Ackerman goes on to say, "It can be surprisingly easy to create faulty connections in the brain. Our brains are predisposed to making connections between thoughts, ideas, actions, and consequences, whether they are truly connected or not."
It's been helpful for me to look at the long-held assumptions that I've collected over my lifetime. No matter our age, it's never too late to change ways of thinking that are inaccurate and keep us from living our life fully. Sometimes when I see how my cognitive distortions are impacting me, I'm reminded of verses in the Bible that challenge me to take notice of how I'm thinking, like in Romans 12:2 where it says to "be transformed by the renewal of your mind" . . .

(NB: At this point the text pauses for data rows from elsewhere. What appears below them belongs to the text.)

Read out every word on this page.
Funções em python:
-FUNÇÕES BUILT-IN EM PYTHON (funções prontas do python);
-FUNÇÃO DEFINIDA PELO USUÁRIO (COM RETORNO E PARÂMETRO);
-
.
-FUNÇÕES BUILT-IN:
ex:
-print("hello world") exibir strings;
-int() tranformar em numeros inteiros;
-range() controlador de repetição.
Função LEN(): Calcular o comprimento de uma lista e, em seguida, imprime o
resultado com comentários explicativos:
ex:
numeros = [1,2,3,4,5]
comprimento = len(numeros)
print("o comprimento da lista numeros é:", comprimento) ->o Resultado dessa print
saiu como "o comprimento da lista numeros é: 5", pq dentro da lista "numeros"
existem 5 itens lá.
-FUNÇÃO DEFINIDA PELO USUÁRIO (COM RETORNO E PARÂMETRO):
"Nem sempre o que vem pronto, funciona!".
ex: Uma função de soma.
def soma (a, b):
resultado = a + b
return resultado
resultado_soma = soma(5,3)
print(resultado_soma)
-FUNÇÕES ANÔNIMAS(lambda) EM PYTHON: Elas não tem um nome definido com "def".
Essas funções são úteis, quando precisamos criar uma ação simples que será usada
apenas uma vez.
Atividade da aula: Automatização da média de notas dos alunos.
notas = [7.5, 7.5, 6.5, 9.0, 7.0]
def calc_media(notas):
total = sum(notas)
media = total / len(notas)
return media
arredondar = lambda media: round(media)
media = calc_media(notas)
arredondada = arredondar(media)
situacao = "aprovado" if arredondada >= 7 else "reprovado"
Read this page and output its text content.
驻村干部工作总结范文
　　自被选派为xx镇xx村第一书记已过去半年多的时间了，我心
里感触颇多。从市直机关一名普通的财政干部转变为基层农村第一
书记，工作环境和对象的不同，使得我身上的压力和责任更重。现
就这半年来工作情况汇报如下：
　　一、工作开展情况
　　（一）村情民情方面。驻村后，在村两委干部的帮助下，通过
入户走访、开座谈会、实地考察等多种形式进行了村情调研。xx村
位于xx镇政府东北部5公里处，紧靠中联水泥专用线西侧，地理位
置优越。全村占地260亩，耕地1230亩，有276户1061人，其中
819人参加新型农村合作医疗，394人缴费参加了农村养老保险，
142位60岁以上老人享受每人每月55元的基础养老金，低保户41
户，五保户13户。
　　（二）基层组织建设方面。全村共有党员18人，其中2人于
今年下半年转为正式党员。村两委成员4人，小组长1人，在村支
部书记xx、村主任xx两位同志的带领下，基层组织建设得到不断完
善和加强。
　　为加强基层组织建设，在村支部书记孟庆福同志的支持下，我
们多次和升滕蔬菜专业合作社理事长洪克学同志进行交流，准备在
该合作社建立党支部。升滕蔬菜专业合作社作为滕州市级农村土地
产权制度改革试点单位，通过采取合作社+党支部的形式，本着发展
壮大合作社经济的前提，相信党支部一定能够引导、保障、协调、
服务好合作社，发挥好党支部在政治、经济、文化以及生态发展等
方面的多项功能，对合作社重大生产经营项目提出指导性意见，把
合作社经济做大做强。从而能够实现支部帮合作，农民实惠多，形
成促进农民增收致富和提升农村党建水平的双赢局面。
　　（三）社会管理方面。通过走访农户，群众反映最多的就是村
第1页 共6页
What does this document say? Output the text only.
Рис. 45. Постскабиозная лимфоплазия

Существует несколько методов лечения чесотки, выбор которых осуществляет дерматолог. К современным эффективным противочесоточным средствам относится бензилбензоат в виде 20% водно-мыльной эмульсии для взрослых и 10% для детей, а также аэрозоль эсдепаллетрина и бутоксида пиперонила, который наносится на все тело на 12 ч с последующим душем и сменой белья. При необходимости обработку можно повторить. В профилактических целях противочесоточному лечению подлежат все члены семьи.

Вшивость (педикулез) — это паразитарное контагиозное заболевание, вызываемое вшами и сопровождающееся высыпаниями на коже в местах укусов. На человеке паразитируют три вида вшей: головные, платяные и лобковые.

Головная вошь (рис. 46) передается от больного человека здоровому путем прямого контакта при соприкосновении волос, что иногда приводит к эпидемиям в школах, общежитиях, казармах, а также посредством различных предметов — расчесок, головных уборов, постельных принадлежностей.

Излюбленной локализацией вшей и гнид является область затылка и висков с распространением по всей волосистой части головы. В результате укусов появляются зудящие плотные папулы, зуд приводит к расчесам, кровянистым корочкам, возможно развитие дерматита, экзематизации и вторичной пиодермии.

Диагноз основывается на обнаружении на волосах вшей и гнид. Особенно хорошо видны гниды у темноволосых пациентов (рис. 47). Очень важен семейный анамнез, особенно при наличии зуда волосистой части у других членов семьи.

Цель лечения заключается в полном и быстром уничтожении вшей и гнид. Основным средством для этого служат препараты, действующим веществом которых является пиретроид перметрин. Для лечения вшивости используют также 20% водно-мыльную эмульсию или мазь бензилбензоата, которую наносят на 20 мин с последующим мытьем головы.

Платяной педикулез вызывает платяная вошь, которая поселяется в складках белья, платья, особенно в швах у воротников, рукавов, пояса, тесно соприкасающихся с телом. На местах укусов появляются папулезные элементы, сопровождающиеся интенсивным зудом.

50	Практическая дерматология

In going back to Paintner's spiritual practice of embracing doubt when it comes to pilgrimage that I referenced last week The Pilgrimage Within, I think of a Long-Held Assumption that my mother had which I encountered on my first solo journey. When she learned I was going to Sedona by myself, she responded, "A woman shouldn't travel alone." She maintained that belief every year when I told her my plan. I had to challenge that idea with the facts of how many women are traveling solo today and ways to do that safely.
My hope is that something in this post has resonated with your life. Whether we're going on a pilgrimage in a distant place or traveling to a new place internally, self-examination of our Long-Held Assumptions can help us. It's never too late to correct limiting ways of thinking and replace that with an enlarged view that opens up our internal and external worlds.